PALAVRAS-CHAVE: Constituição Federal, Intervenção Federal, Interventor.
ABSTRACT
This article intends, in a succinct way, to present the Federal Intervention in its constitutional molds, focusing on the causal motives and the intervention of the Federal Government over Rio de Janeiro, regulated by decree 9.288/18.
Due to the political crisis and the scenario of violence that the Brazilian nation faces, especially in the state of Rio de Janeiro, the Executive Branch of the Union and the member state used a unique strategy to remedy the two mishaps, giving credence to the political class and placing on control of the war against trafficking. However, only one act may not be able to solve problems that Brazil faces for decades.
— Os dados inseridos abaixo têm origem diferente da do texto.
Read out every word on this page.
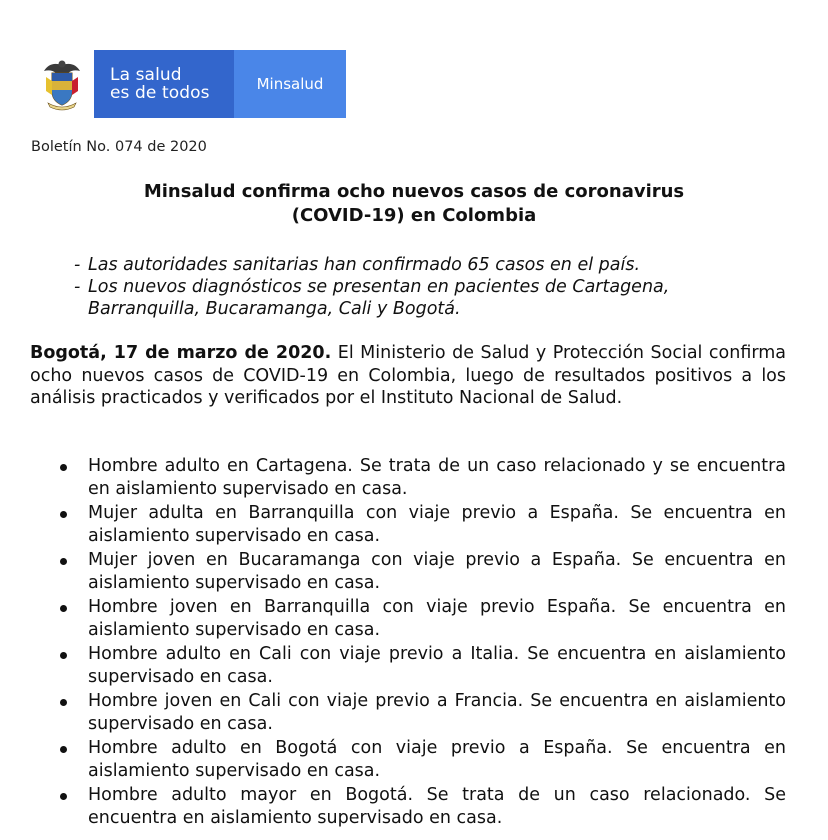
La salud
es de todos	Minsalud
Boletín No. 074 de 2020
Minsalud confirma ocho nuevos casos de coronavirus
(COVID-19) en Colombia
- Las autoridades sanitarias han confirmado 65 casos en el país.
- Los nuevos diagnósticos se presentan en pacientes de Cartagena, Barranquilla, Bucaramanga, Cali y Bogotá.

Bogotá, 17 de marzo de 2020. El Ministerio de Salud y Protección Social confirma ocho nuevos casos de COVID-19 en Colombia, luego de resultados positivos a los análisis practicados y verificados por el Instituto Nacional de Salud.

Hombre adulto en Cartagena. Se trata de un caso relacionado y se encuentra en aislamiento supervisado en casa.
Mujer adulta en Barranquilla con viaje previo a España. Se encuentra en aislamiento supervisado en casa.
Mujer joven en Bucaramanga con viaje previo a España. Se encuentra en aislamiento supervisado en casa.
Hombre joven en Barranquilla con viaje previo España. Se encuentra en aislamiento supervisado en casa.
Hombre adulto en Cali con viaje previo a Italia. Se encuentra en aislamiento supervisado en casa.
Hombre joven en Cali con viaje previo a Francia. Se encuentra en aislamiento supervisado en casa.
Hombre adulto en Bogotá con viaje previo a España. Se encuentra en aislamiento supervisado en casa.
Hombre adulto mayor en Bogotá. Se trata de un caso relacionado. Se encuentra en aislamiento supervisado en casa.
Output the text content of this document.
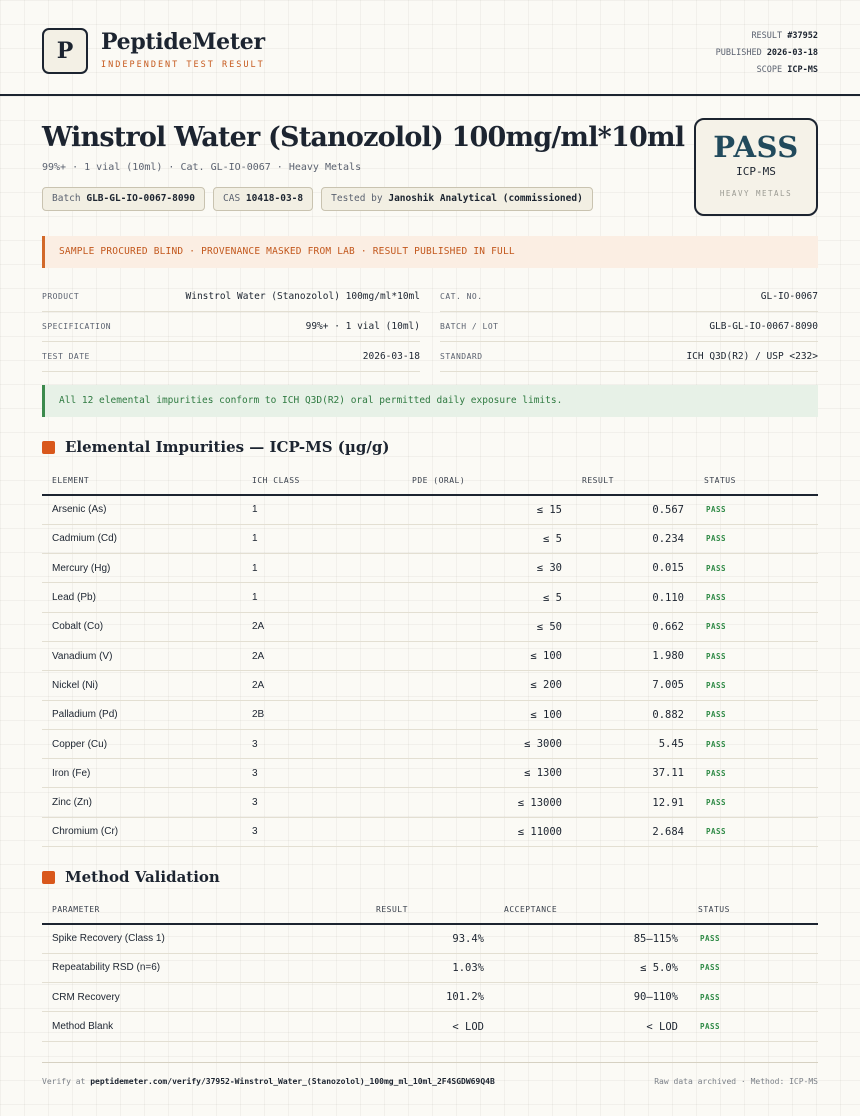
P PeptideMeter
INDEPENDENT TEST RESULT
RESULT #37952
PUBLISHED 2026-03-18
SCOPE ICP-MS
Winstrol Water (Stanozolol) 100mg/ml*10ml
99%+ · 1 vial (10ml) · Cat. GL-IO-0067 · Heavy Metals
Batch GLB-GL-IO-0067-8090	CAS 10418-03-8	Tested by Janoshik Analytical (commissioned)
PASS
ICP-MS
HEAVY METALS
SAMPLE PROCURED BLIND · PROVENANCE MASKED FROM LAB · RESULT PUBLISHED IN FULL
PRODUCT	Winstrol Water (Stanozolol) 100mg/ml*10ml	CAT. NO.	GL-IO-0067
SPECIFICATION	99%+ · 1 vial (10ml)	BATCH / LOT	GLB-GL-IO-0067-8090
TEST DATE	2026-03-18	STANDARD	ICH Q3D(R2) / USP <232>
All 12 elemental impurities conform to ICH Q3D(R2) oral permitted daily exposure limits.
Elemental Impurities — ICP-MS (µg/g)
ELEMENT	ICH CLASS	PDE (ORAL)	RESULT	STATUS
Arsenic (As)	1	≤ 15	0.567	PASS
Cadmium (Cd)	1	≤ 5	0.234	PASS
Mercury (Hg)	1	≤ 30	0.015	PASS
Lead (Pb)	1	≤ 5	0.110	PASS
Cobalt (Co)	2A	≤ 50	0.662	PASS
Vanadium (V)	2A	≤ 100	1.980	PASS
Nickel (Ni)	2A	≤ 200	7.005	PASS
Palladium (Pd)	2B	≤ 100	0.882	PASS
Copper (Cu)	3	≤ 3000	5.45	PASS
Iron (Fe)	3	≤ 1300	37.11	PASS
Zinc (Zn)	3	≤ 13000	12.91	PASS
Chromium (Cr)	3	≤ 11000	2.684	PASS
Method Validation
PARAMETER	RESULT	ACCEPTANCE	STATUS
Spike Recovery (Class 1)	93.4%	85–115%	PASS
Repeatability RSD (n=6)	1.03%	≤ 5.0%	PASS
CRM Recovery	101.2%	90–110%	PASS
Method Blank	< LOD	< LOD	PASS
Verify at peptidemeter.com/verify/37952-Winstrol_Water_(Stanozolol)_100mg_ml_10ml_2F4SGDW69Q4B	Raw data archived · Method: ICP-MS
KEYWORDS: Federal Constitution, Federal Intervention, Comptroller.
SUMÁRIO
A violência no Brasil, em especial e de forma terminante no Estado do Rio de Janeiro, já não mais impressiona a nação, porém nos últimos anos a sociedade fluminense, posta como escudo das milícias e facções, tem vivido um crescente estado de pavor e medo, de maneira que o Carnaval de 2018 – cenário ideal e propenso para o aumento de crimes e violência generalizada – acionou o estopim de um caos desenfreado em todo o estado-membro e principalmente em sua capital, exigindo do Governo Federal medidas proporcionais para pôr termo a esse grave comprometimento da ordem pública.
A Constituição de 1988 possibilitou mecanismos e medidas aos chefes do Poder Executivo, tanto da União como dos Estados, a intervir em situações excepcionais para restabelecer a ordem política, social, territorial, democrática, legal e até mesmo financeira em seu próprio território.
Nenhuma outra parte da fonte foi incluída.